Introduction to Tokyo
Tokyo’s kaleidoscopic lights, crush of humanity and sheer scale can be overwhelming for first-timers. Yet linger a while and you’ll almost certainly encounter the serene side of traditional Japan. Discover graceful tea ceremonies and gardens awash with springtime cherry blossom, a world apart from skyscraper-dotted Shinjuku or trend-obsessed Harajuku. Forget trying to make sense of this megalopolis, with its jigsaw of real estate and seething mass of people, and follow the example of the omikuji (fortune scrolls) at Senso-ji Temple — just take Tokyo as it comes.

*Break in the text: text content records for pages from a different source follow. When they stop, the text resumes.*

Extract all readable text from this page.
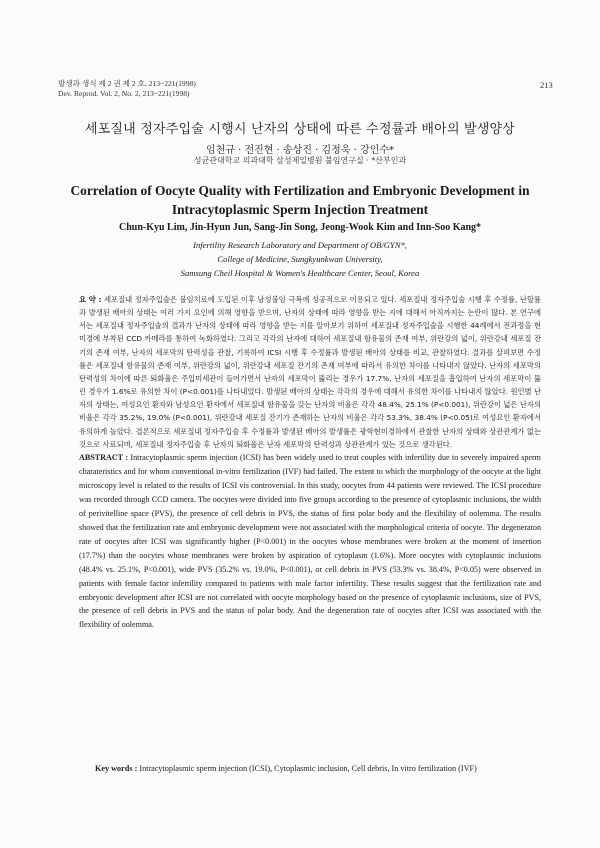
발생과 생식 제 2 권 제 2 호, 213~221(1998)
Dev. Reprod. Vol. 2, No. 2, 213~221(1998)
213
세포질내 정자주입술 시행시 난자의 상태에 따른 수정률과 배아의 발생양상
임천규 · 전진현 · 송상진 · 김정욱 · 강인수*
성균관대학교 의과대학 삼성제일병원 불임연구실 · *산부인과
Correlation of Oocyte Quality with Fertilization and Embryonic Development in Intracytoplasmic Sperm Injection Treatment
Chun-Kyu Lim, Jin-Hyun Jun, Sang-Jin Song, Jeong-Wook Kim and Inn-Soo Kang*
Infertility Research Laboratory and Department of OB/GYN*,
College of Medicine, Sungkyunkwan University,
Samsung Cheil Hospital & Women's Healthcare Center, Seoul, Korea
요 약 : 세포질내 정자주입술은 불임치료에 도입된 이후 남성불임 극복에 성공적으로 이용되고 있다. 세포질내 정자주입술 시행 후 수정률, 난할률과 발생된 배아의 상태는 여러 가지 요인에 의해 영향을 받으며, 난자의 상태에 따라 영향을 받는 지에 대해서 아직까지는 논란이 많다. 본 연구에서는 세포질내 정자주입술의 결과가 난자의 상태에 따라 영향을 받는 지를 알아보기 위하여 세포질내 정자주입술을 시행한 44례에서 전과정을 현미경에 부착된 CCD 카메라를 통하여 녹화하였다. 그리고 각각의 난자에 대하여 세포질내 함유물의 존재 여부, 위란강의 넓이, 위란강내 세포질 잔기의 존재 여부, 난자의 세포막의 탄력성을 관찰, 기록하여 ICSI 시행 후 수정률과 발생된 배아의 상태를 비교, 관찰하였다. 결과를 살펴보면 수정률은 세포질내 함유물의 존재 여부, 위란강의 넓이, 위란강내 세포질 잔기의 존재 여부에 따라서 유의한 차이를 나타내지 않았다. 난자의 세포막의 탄력성의 차이에 따른 퇴화율은 주입미세관이 들어가면서 난자의 세포막이 뚫리는 경우가 17.7%, 난자의 세포질을 흡입하여 난자의 세포막이 뚫린 경우가 1.6%로 유의한 차이 (P<0.001)를 나타내었다. 발생된 배아의 상태는 각각의 경우에 대해서 유의한 차이를 나타내지 않았다. 원인별 난자의 상태는, 여성요인 환자와 남성요인 환자에서 세포질내 함유물을 갖는 난자의 비율은 각각 48.4%, 25.1% (P<0.001), 위란강이 넓은 난자의 비율은 각각 35.2%, 19.0% (P<0.001), 위란강내 세포질 잔기가 존재하는 난자의 비율은 각각 53.3%, 38.4% (P<0.05)로 여성요인 환자에서 유의하게 높았다. 결론적으로 세포질내 정자주입술 후 수정률과 발생된 배아의 발생률은 광학현미경하에서 관찰한 난자의 상태와 상관관계가 없는 것으로 사료되며, 세포질내 정자주입술 후 난자의 퇴화율은 난자 세포막의 탄력성과 상관관계가 있는 것으로 생각된다.
ABSTRACT : Intracytoplasmic sperm injection (ICSI) has been widely used to treat couples with infertility due to severely impaired sperm charateristics and for whom conventional in-vitro fertilization (IVF) had failed. The extent to which the morphology of the oocyte at the light microscopy level is related to the results of ICSI vis controversial. In this study, oocytes from 44 patients were reviewed. The ICSI procedure was recorded through CCD camera. The oocytes were divided into five groups according to the presence of cytoplasmic inclusions, the width of perivitelline space (PVS), the presence of cell debris in PVS, the status of first polar body and the flexibility of oolemma. The results showed that the fertilization rate and embryonic development were not associated with the morphological criteria of oocyte. The degeneraton rate of oocytes after ICSI was significantly higher (P<0.001) in the oocytes whose membranes were broken at the moment of insertion (17.7%) than the oocytes whose membranes were broken by aspiration of cytoplasm (1.6%). More oocytes with cytoplasmic inclusions (48.4% vs. 25.1%, P<0.001), wide PVS (35.2% vs. 19.0%, P<0.001), or cell debris in PVS (53.3% vs. 38.4%, P<0.05) were observed in patients with female factor infertility compared to patients with male factor infertility. These results suggest that the fertilization rate and embryonic development after ICSI are not correlated with oocyte morphology based on the presence of cytoplasmic inclusions, size of PVS, the presence of cell debris in PVS and the status of polar body. And the degeneration rate of oocytes after ICSI was associated with the flexibility of oolemma.
Key words : Intracytoplasmic sperm injection (ICSI), Cytoplasmic inclusion, Cell debris, In vitro fertilization (IVF)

Tokyo stuns with its contrasts — one minute you’re lost in Shiodome’s skyscraper jungle, the next in quiet contemplation beside a carp pond in the Zen-like Hamarikyu Gardens. Too vast to grasp, this city is all about delighting in the details — whether you’re watching locals retrieve their fortunes from wooden drawers at Buddhist Senso-ji Temple or enjoying springtime cherry trees in bloom in Ueno Park, home to the treasure-trove Tokyo National Museum. Across the color-changing Rainbow Bridge lies artificial island Odaiba’s futuristic cityscape and Edo-style hot springs.
With its neon lights and insatiable appetite for trends, Tokyo screams consumerism. The hippest styles are found on Harajuku’s Takeshita Street, where young Tokyoites dress up as Goths and Manga characters. Hunt for electronic wizardry in Akihabara or traditional lacquer bowls and silk kimonos in Asakusa. Designer boutiques and interior-design stores stud ultramodern Omotesando Avenue, near the diamond-like Prada store. Sidestep giant tuna to enjoy fresh sushi at Tsukiji Fish Market, at its lively best before 10am.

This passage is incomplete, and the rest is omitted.